Proposta de lei apoiada pelo governo na Câmara devolve concessão de serviços públicos para os ministérios
O presidente Luiz Inácio Lula da Silva está reordenando as relações entre o Estado e a iniciativa privada. Nos anos 90, seu antecessor, Fernando Henrique Cardoso, promoveu uma reforma do Estado que incluiu a privatização de serviços públicos, que passaram a ser regulados por agências independentes. Lula foi contra a privatização, que chamou de “herança maldita”, e conduz agora o equivalente a uma contrarreforma.
O governo não pode recomprar as empresas, que multiplicaram os investimentos em infraestrutura. Mas pode retirar das agências e devolver aos ministérios o controle sobre as concessões. É o que faz projeto de lei patrocinado pelo governo, cujo relator é o deputado Ricardo Barros (PP-PR).
Agências são órgãos de Estado, não de governo. Seus diretores têm mandatos que não coincidem com os dos governantes eleitos. São indicados pelo presidente, mas têm de ser ratificados pelo Senado, mediante sabatina. Devem ter notório conhecimento técnico da área e “reputação ilibada”. Embora vinculadas aos ministérios do respectivo setor, as agências devem ser independentes. Nos Estados Unidos, elas pertencem ao Legislativo, não ao Executivo, num sinal de que devem representar o interesse público.
Em países democráticos, o sistema regulatório é, ao lado da Justiça, o ponto nevrálgico dos direitos dos cidadãos. Serviços como água, energia, telecomunicações e transportes envolvem grandes conflitos de interesses entre os investidores, de um lado, e os consumidores, de outro, além do próprio governo. As empresas querem o retorno de seu investimento; os consumidores, bons serviços a preços módicos; os governos ora desejam tarifas baixas antes das eleições, ora agradar as empresas privadas, que financiam suas campanhas eleitorais, e as estatais, que usam para fins diversos – como é evidente no caso da Petrobrás.
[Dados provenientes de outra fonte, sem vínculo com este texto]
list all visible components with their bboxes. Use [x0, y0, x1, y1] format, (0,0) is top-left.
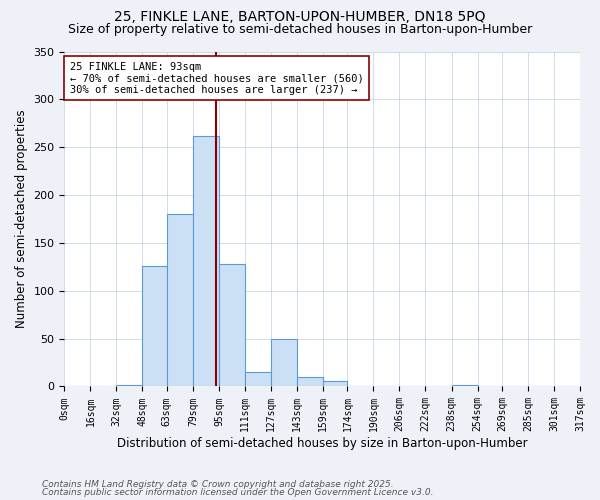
- Text: Contains HM Land Registry data © Crown copyright and database right 2025.: Contains HM Land Registry data © Crown c…: [42, 480, 394, 489]
- Bar: [116, 384, 142, 386]
- Bar: [142, 266, 167, 386]
- Bar: [452, 384, 478, 386]
- Text: Contains public sector information licensed under the Open Government Licence v3: Contains public sector information licen…: [42, 488, 433, 497]
- Bar: [167, 214, 193, 386]
- Bar: [297, 377, 323, 386]
- Bar: [271, 338, 297, 386]
- Text: 25, FINKLE LANE, BARTON-UPON-HUMBER, DN18 5PQ: 25, FINKLE LANE, BARTON-UPON-HUMBER, DN1…: [114, 10, 486, 24]
- Bar: [323, 380, 347, 386]
- Bar: [245, 372, 271, 386]
- Text: Size of property relative to semi-detached houses in Barton-upon-Humber: Size of property relative to semi-detach…: [68, 22, 532, 36]
- Y-axis label: Number of semi-detached properties: Number of semi-detached properties: [15, 110, 28, 328]
- Bar: [193, 136, 219, 386]
- X-axis label: Distribution of semi-detached houses by size in Barton-upon-Humber: Distribution of semi-detached houses by …: [117, 437, 527, 450]
- Text: 25 FINKLE LANE: 93sqm
← 70% of semi-detached houses are smaller (560)
30% of sem: 25 FINKLE LANE: 93sqm ← 70% of semi-deta…: [70, 62, 364, 94]
- Bar: [219, 264, 245, 386]
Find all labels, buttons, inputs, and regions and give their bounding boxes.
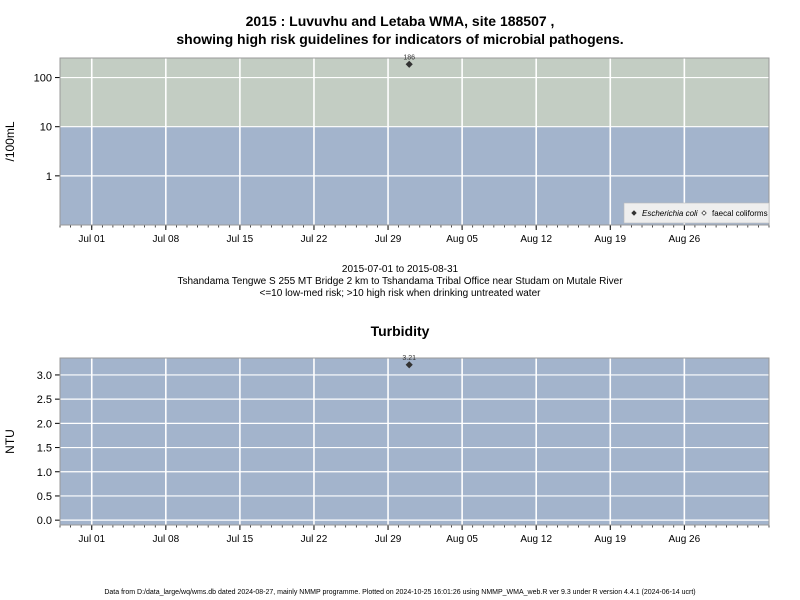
legend-marker <box>701 210 707 216</box>
y-tick-label: 0.0 <box>37 515 52 527</box>
x-tick-label: Aug 26 <box>668 534 700 545</box>
y-tick-label: 100 <box>34 73 52 85</box>
x-tick-label: Aug 12 <box>520 534 552 545</box>
microbial-chart: Jul 01 Jul 08 Jul 15 Jul 22 Jul 29 Aug 05 Aug … <box>3 54 770 245</box>
x-tick-label: Jul 22 <box>301 534 328 545</box>
y-tick-label: 0.5 <box>37 491 52 503</box>
y-tick-label: 3.0 <box>37 370 52 382</box>
y-tick-label: 2.5 <box>37 394 52 406</box>
date-range-caption: 2015-07-01 to 2015-08-31 <box>341 264 459 275</box>
x-tick-label: Jul 01 <box>78 234 105 245</box>
legend-entry: faecal coliforms <box>712 209 768 218</box>
y-tick-label: 2.0 <box>37 418 52 430</box>
risk-band-0 <box>60 358 769 525</box>
y-tick-label: 10 <box>40 122 52 134</box>
data-point <box>405 361 413 369</box>
x-tick-label: Jul 15 <box>227 234 254 245</box>
x-tick-label: Aug 05 <box>446 234 478 245</box>
plot-frame <box>59 57 770 226</box>
x-tick-label: Aug 19 <box>594 534 626 545</box>
chart-title: 2015 : Luvuvhu and Letaba WMA, site 1885… <box>245 13 555 29</box>
footer-note: Data from D:/data_large/wq/wms.db dated … <box>104 589 696 596</box>
site-description-caption: Tshandama Tengwe S 255 MT Bridge 2 km to… <box>177 276 623 287</box>
x-tick-label: Jul 22 <box>301 234 328 245</box>
x-tick-label: Jul 29 <box>375 234 402 245</box>
y-tick-label: 1.0 <box>37 467 52 479</box>
y-tick-label: 1.5 <box>37 443 52 455</box>
x-tick-label: Jul 15 <box>227 534 254 545</box>
legend-box <box>623 202 770 224</box>
turbidity-chart: Jul 01 Jul 08 Jul 15 Jul 22 Jul 29 Aug 05 Aug … <box>3 355 770 545</box>
legend-marker <box>631 210 637 216</box>
x-tick-label: Aug 19 <box>594 234 626 245</box>
y-tick-label: 1 <box>46 171 52 183</box>
plot-frame <box>59 357 770 526</box>
turbidity-title: Turbidity <box>370 323 430 339</box>
y-axis-label: NTU <box>3 429 17 454</box>
x-tick-label: Jul 08 <box>152 534 179 545</box>
data-point <box>405 60 413 68</box>
x-tick-label: Aug 26 <box>668 234 700 245</box>
x-tick-label: Aug 05 <box>446 534 478 545</box>
x-tick-label: Jul 08 <box>152 234 179 245</box>
x-tick-label: Jul 29 <box>375 534 402 545</box>
x-tick-label: Jul 01 <box>78 534 105 545</box>
x-tick-label: Aug 12 <box>520 234 552 245</box>
legend-entry: Escherichia coli <box>642 209 698 218</box>
data-label: 186 <box>403 54 415 61</box>
chart-subtitle: showing high risk guidelines for indicat… <box>176 31 624 47</box>
y-axis-label: /100mL <box>3 121 17 161</box>
legend: Escherichia coli faecal coliforms <box>623 202 770 224</box>
data-label: 3.21 <box>402 355 416 362</box>
risk-band-1 <box>60 58 769 127</box>
risk-guideline-caption: <=10 low-med risk; >10 high risk when dr… <box>259 288 541 299</box>
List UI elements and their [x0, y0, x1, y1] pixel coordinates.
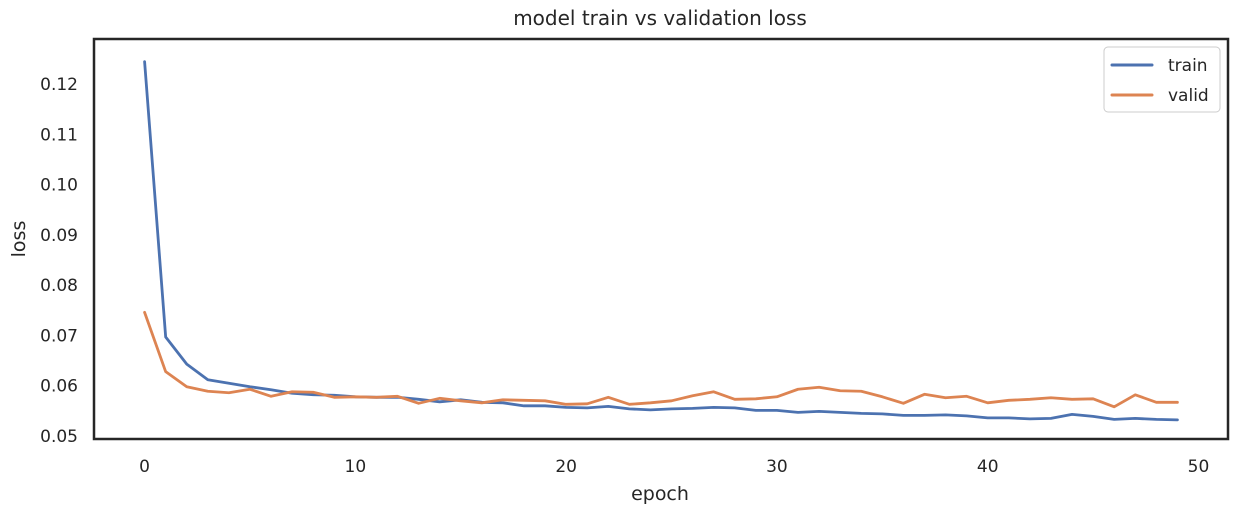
legend: train valid — [1103, 46, 1221, 113]
legend-label-valid: valid — [1168, 86, 1209, 106]
y-tick-label: 0.08 — [40, 276, 78, 296]
y-tick-label: 0.12 — [40, 75, 78, 95]
x-tick-label: 50 — [1188, 457, 1210, 477]
x-tick-label: 30 — [766, 457, 788, 477]
series-line-valid — [143, 310, 1179, 409]
x-tick-label: 40 — [977, 457, 999, 477]
y-tick-label: 0.11 — [40, 125, 78, 145]
y-tick-label: 0.05 — [40, 427, 78, 447]
x-tick-label: 20 — [555, 457, 577, 477]
plot-area — [143, 60, 1179, 422]
x-tick-label: 10 — [345, 457, 367, 477]
x-axis-ticks: 0 10 20 30 40 50 — [139, 457, 1209, 477]
y-tick-label: 0.09 — [40, 226, 78, 246]
y-tick-label: 0.07 — [40, 326, 78, 346]
plot-frame — [92, 37, 1230, 441]
y-tick-label: 0.06 — [40, 377, 78, 397]
legend-label-train: train — [1168, 56, 1208, 76]
y-tick-label: 0.10 — [40, 176, 78, 196]
x-tick-label: 0 — [139, 457, 150, 477]
series-line-train — [143, 60, 1179, 422]
y-axis-label: loss — [8, 221, 30, 258]
chart-title: model train vs validation loss — [513, 6, 807, 30]
x-axis-label: epoch — [631, 483, 689, 505]
y-axis-ticks: 0.05 0.06 0.07 0.08 0.09 0.10 0.11 0.12 — [40, 75, 78, 447]
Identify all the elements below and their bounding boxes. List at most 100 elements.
“O governo, as empresas e os consumidores formam um triângulo”, explica Wanderlino Carvalho, presidente da Associação Brasileira de Agências Reguladoras. “A agência tem de ficar no centro geométrico para resolver conflitos e promover o equilíbrio.” As decisões das agências sobre concessões e tarifas são muito complexas e precisam ser tomadas por técnicos. Para evitar que eles sejam “capturados” pelos interesses em jogo, é preciso que suas reuniões sejam públicas e suas decisões explicadas aos consumidores e ao Congresso.
POLÍTICA
Antes da privatização e da criação das agências reguladoras, os governos faziam política com as tarifas, mantendo-as artificialmente baixas para conter a inflação. O resultado foi a falta de investimentos. Linhas telefônicas, até os anos 90, eram patrimônio vendido a preços altos, por causa de sua escassez.
Governos são eleitos para cuidar de políticas públicas, não de regulação. Eles podem determinar as prioridades das concessões, por exemplo: energia limpa e renovável, como hidrelétricas, em vez de térmicas a carvão; ou o menor preço do pedágio em vez do maior lance num leilão de concessão de rodovias. A partir daí, as agências devem definir os parâmetros das licitações.
O fato de as concessões estarem nas mãos dos ministérios, e não das agências, substitui critérios técnicos por políticos e centraliza no governo as relações do Estado com a iniciativa privada. “As empresas se tornarão dependentes do governo”, prevê o advogado Pedro Dutra, especialista em direito econômico.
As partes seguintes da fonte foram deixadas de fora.